Week 3: Data Wrangling

Author

PSYC 859 Data Management and Visualization

Published

January 29, 2026

Code

library(tidyverse)

── Attaching core tidyverse packages ──────────────────────── tidyverse 2.0.0 ──
✔ dplyr     1.2.1     ✔ readr     2.2.0
✔ forcats   1.0.1     ✔ stringr   1.6.0
✔ ggplot2   4.0.2     ✔ tibble    3.3.1
✔ lubridate 1.9.5     ✔ tidyr     1.3.2
✔ purrr     1.2.1     
── Conflicts ────────────────────────────────────────── tidyverse_conflicts() ──
✖ dplyr::filter() masks stats::filter()
✖ dplyr::lag()    masks stats::lag()
ℹ Use the conflicted package (<http://conflicted.r-lib.org/>) to force all conflicts to become errors

Code

data("economics_long")

This assignment is optional and intended for practice. If you choose to submit it, you can email it to the instructor.

Instructions

Follow along with the tutorial and, for each question, write the code you would use (or copy it from the RStudio syntax window). Additionally, paste any reasonable output generated by your code. If there is a lot of output, paste just enough to demonstrate that you reached the correct answer.

Dataset for assignment

Use the economics_long dataframe from the ggplot2 package for this assignment. You can load it into your working environment with data("economics_long") after you load the tidyverse package.

Tidy the data

Format the data so it is considered tidy. Hint: You will need to delete value01.
Create a new dataframe that summarizes the data by year. Include at the very least mean and sd for each variable.
Filter your summary dataframe so that only data between the years of 1975 and 2015 is included. You may have to make year numeric by using mutate(). Hint: check ?dplyr::between.

Joins

Use the provided housing dataset at files/national-month.csv.gz and tidy it if necessary. Summarize the data by year.
Perform a high-fidelity join between the housing dataset and the tidy economics dataset by year. How do you know the join was successful? Include a brief check (e.g., row counts, anti_join(), or count() of unmatched years).

Core dplyr practice

Using the tidy economics dataset:

select only date, variable, and value, then rename value to series_value.
arrange the data by variable, then descending series_value.
Use slice_max (or slice_min) to return the top 5 (or bottom 5) rows per variable.

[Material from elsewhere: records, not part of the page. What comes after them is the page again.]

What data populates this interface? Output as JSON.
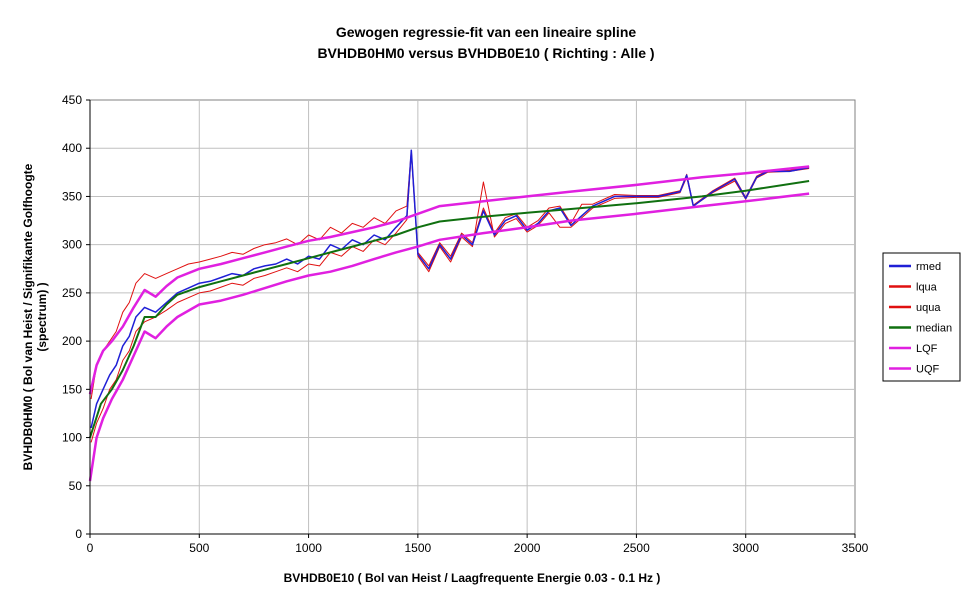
{
  "chart_data": {
    "type": "line",
    "title": "Gewogen regressie-fit van een lineaire spline",
    "subtitle": "BVHDB0HM0 versus BVHDB0E10 ( Richting : Alle )",
    "xlabel": "BVHDB0E10 ( Bol van Heist / Laagfrequente Energie 0.03 - 0.1 Hz )",
    "ylabel_line1": "BVHDB0HM0 ( Bol van Heist / Signifikante Golfhoogte",
    "ylabel_line2": "(spectrum) )",
    "xlim": [
      0,
      3500
    ],
    "ylim": [
      0,
      450
    ],
    "xticks": [
      0,
      500,
      1000,
      1500,
      2000,
      2500,
      3000,
      3500
    ],
    "yticks": [
      0,
      50,
      100,
      150,
      200,
      250,
      300,
      350,
      400,
      450
    ],
    "grid": true,
    "legend_position": "right",
    "series": [
      {
        "name": "rmed",
        "color": "#1f1fd6",
        "x": [
          5,
          30,
          60,
          90,
          120,
          150,
          180,
          210,
          250,
          300,
          350,
          400,
          450,
          500,
          550,
          600,
          650,
          700,
          750,
          800,
          850,
          900,
          950,
          1000,
          1050,
          1100,
          1150,
          1200,
          1250,
          1300,
          1350,
          1400,
          1450,
          1470,
          1500,
          1550,
          1600,
          1650,
          1700,
          1750,
          1800,
          1850,
          1900,
          1950,
          2000,
          2050,
          2100,
          2150,
          2200,
          2250,
          2300,
          2400,
          2500,
          2600,
          2700,
          2730,
          2760,
          2850,
          2950,
          3000,
          3050,
          3100,
          3200,
          3290
        ],
        "y": [
          110,
          135,
          150,
          165,
          175,
          195,
          205,
          225,
          235,
          230,
          240,
          250,
          255,
          260,
          262,
          266,
          270,
          268,
          275,
          278,
          280,
          285,
          280,
          288,
          285,
          300,
          295,
          305,
          300,
          310,
          305,
          318,
          330,
          398,
          290,
          275,
          300,
          285,
          310,
          300,
          335,
          310,
          325,
          330,
          315,
          322,
          335,
          338,
          320,
          330,
          340,
          350,
          350,
          350,
          355,
          372,
          340,
          355,
          368,
          348,
          370,
          376,
          376,
          380
        ]
      },
      {
        "name": "lqua",
        "color": "#e01010",
        "x": [
          5,
          30,
          60,
          90,
          120,
          150,
          180,
          210,
          250,
          300,
          350,
          400,
          450,
          500,
          550,
          600,
          650,
          700,
          750,
          800,
          850,
          900,
          950,
          1000,
          1050,
          1100,
          1150,
          1200,
          1250,
          1300,
          1350,
          1400,
          1450,
          1470,
          1500,
          1550,
          1600,
          1650,
          1700,
          1750,
          1800,
          1850,
          1900,
          1950,
          2000,
          2050,
          2100,
          2150,
          2200,
          2250,
          2300,
          2400,
          2500,
          2600,
          2700,
          2730,
          2760,
          2850,
          2950,
          3000,
          3050,
          3100,
          3200,
          3290
        ],
        "y": [
          95,
          115,
          130,
          150,
          160,
          180,
          190,
          210,
          220,
          225,
          232,
          240,
          245,
          250,
          252,
          256,
          260,
          258,
          265,
          268,
          272,
          276,
          272,
          280,
          278,
          292,
          288,
          298,
          293,
          305,
          300,
          312,
          326,
          395,
          288,
          272,
          298,
          282,
          308,
          298,
          365,
          308,
          322,
          327,
          313,
          320,
          333,
          318,
          318,
          328,
          338,
          348,
          349,
          349,
          354,
          370,
          340,
          354,
          366,
          347,
          369,
          375,
          376,
          379
        ]
      },
      {
        "name": "uqua",
        "color": "#e01010",
        "x": [
          5,
          30,
          60,
          90,
          120,
          150,
          180,
          210,
          250,
          300,
          350,
          400,
          450,
          500,
          550,
          600,
          650,
          700,
          750,
          800,
          850,
          900,
          950,
          1000,
          1050,
          1100,
          1150,
          1200,
          1250,
          1300,
          1350,
          1400,
          1450,
          1470,
          1500,
          1550,
          1600,
          1650,
          1700,
          1750,
          1800,
          1850,
          1900,
          1950,
          2000,
          2050,
          2100,
          2150,
          2200,
          2250,
          2300,
          2400,
          2500,
          2600,
          2700,
          2730,
          2760,
          2850,
          2950,
          3000,
          3050,
          3100,
          3200,
          3290
        ],
        "y": [
          140,
          175,
          190,
          200,
          210,
          230,
          240,
          260,
          270,
          265,
          270,
          275,
          280,
          282,
          285,
          288,
          292,
          290,
          296,
          300,
          302,
          306,
          300,
          310,
          305,
          318,
          312,
          322,
          318,
          328,
          322,
          335,
          340,
          398,
          292,
          278,
          302,
          288,
          312,
          302,
          338,
          312,
          328,
          332,
          318,
          325,
          338,
          340,
          322,
          342,
          342,
          352,
          351,
          351,
          356,
          373,
          341,
          356,
          369,
          349,
          371,
          377,
          377,
          381
        ]
      },
      {
        "name": "median",
        "color": "#107010",
        "x": [
          0,
          50,
          100,
          150,
          200,
          250,
          300,
          350,
          400,
          500,
          600,
          700,
          800,
          900,
          1000,
          1100,
          1200,
          1300,
          1400,
          1500,
          1600,
          1800,
          2000,
          2200,
          2500,
          2800,
          3000,
          3290
        ],
        "y": [
          100,
          135,
          150,
          170,
          195,
          225,
          225,
          238,
          248,
          256,
          262,
          268,
          274,
          280,
          286,
          292,
          298,
          304,
          310,
          318,
          324,
          329,
          333,
          337,
          343,
          350,
          356,
          366
        ]
      },
      {
        "name": "LQF",
        "color": "#e020e0",
        "x": [
          0,
          30,
          60,
          100,
          150,
          200,
          250,
          300,
          350,
          400,
          500,
          600,
          700,
          800,
          900,
          1000,
          1100,
          1200,
          1300,
          1400,
          1500,
          1600,
          1800,
          2000,
          2200,
          2500,
          2800,
          3000,
          3290
        ],
        "y": [
          55,
          100,
          120,
          140,
          160,
          185,
          210,
          203,
          215,
          225,
          238,
          242,
          248,
          255,
          262,
          268,
          272,
          278,
          285,
          292,
          298,
          305,
          312,
          318,
          325,
          332,
          340,
          345,
          353
        ]
      },
      {
        "name": "UQF",
        "color": "#e020e0",
        "x": [
          0,
          30,
          60,
          100,
          150,
          200,
          250,
          300,
          350,
          400,
          500,
          600,
          700,
          800,
          900,
          1000,
          1100,
          1200,
          1300,
          1400,
          1500,
          1600,
          1800,
          2000,
          2200,
          2500,
          2800,
          3000,
          3290
        ],
        "y": [
          145,
          175,
          190,
          200,
          215,
          235,
          253,
          246,
          257,
          266,
          275,
          280,
          286,
          292,
          298,
          304,
          308,
          313,
          318,
          324,
          332,
          340,
          345,
          350,
          355,
          362,
          370,
          374,
          381
        ]
      }
    ]
  }
}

Use case_when to create a categorical column that bins series_value into at least three levels (e.g., “low”, “medium”, “high”). Then use count to report how many observations fall in each category by variable.
Use across inside summarize to compute the mean and standard deviation of series_value for each variable after filtering to the years 1990 to 2015.

Data exploration and processing

What would constitute invalid or outlier observations on the basis of rational criteria? Search the dataframe for any values that meet your outlier/invalid criteria by either writing a custom function or chaining together several tidyverse functions.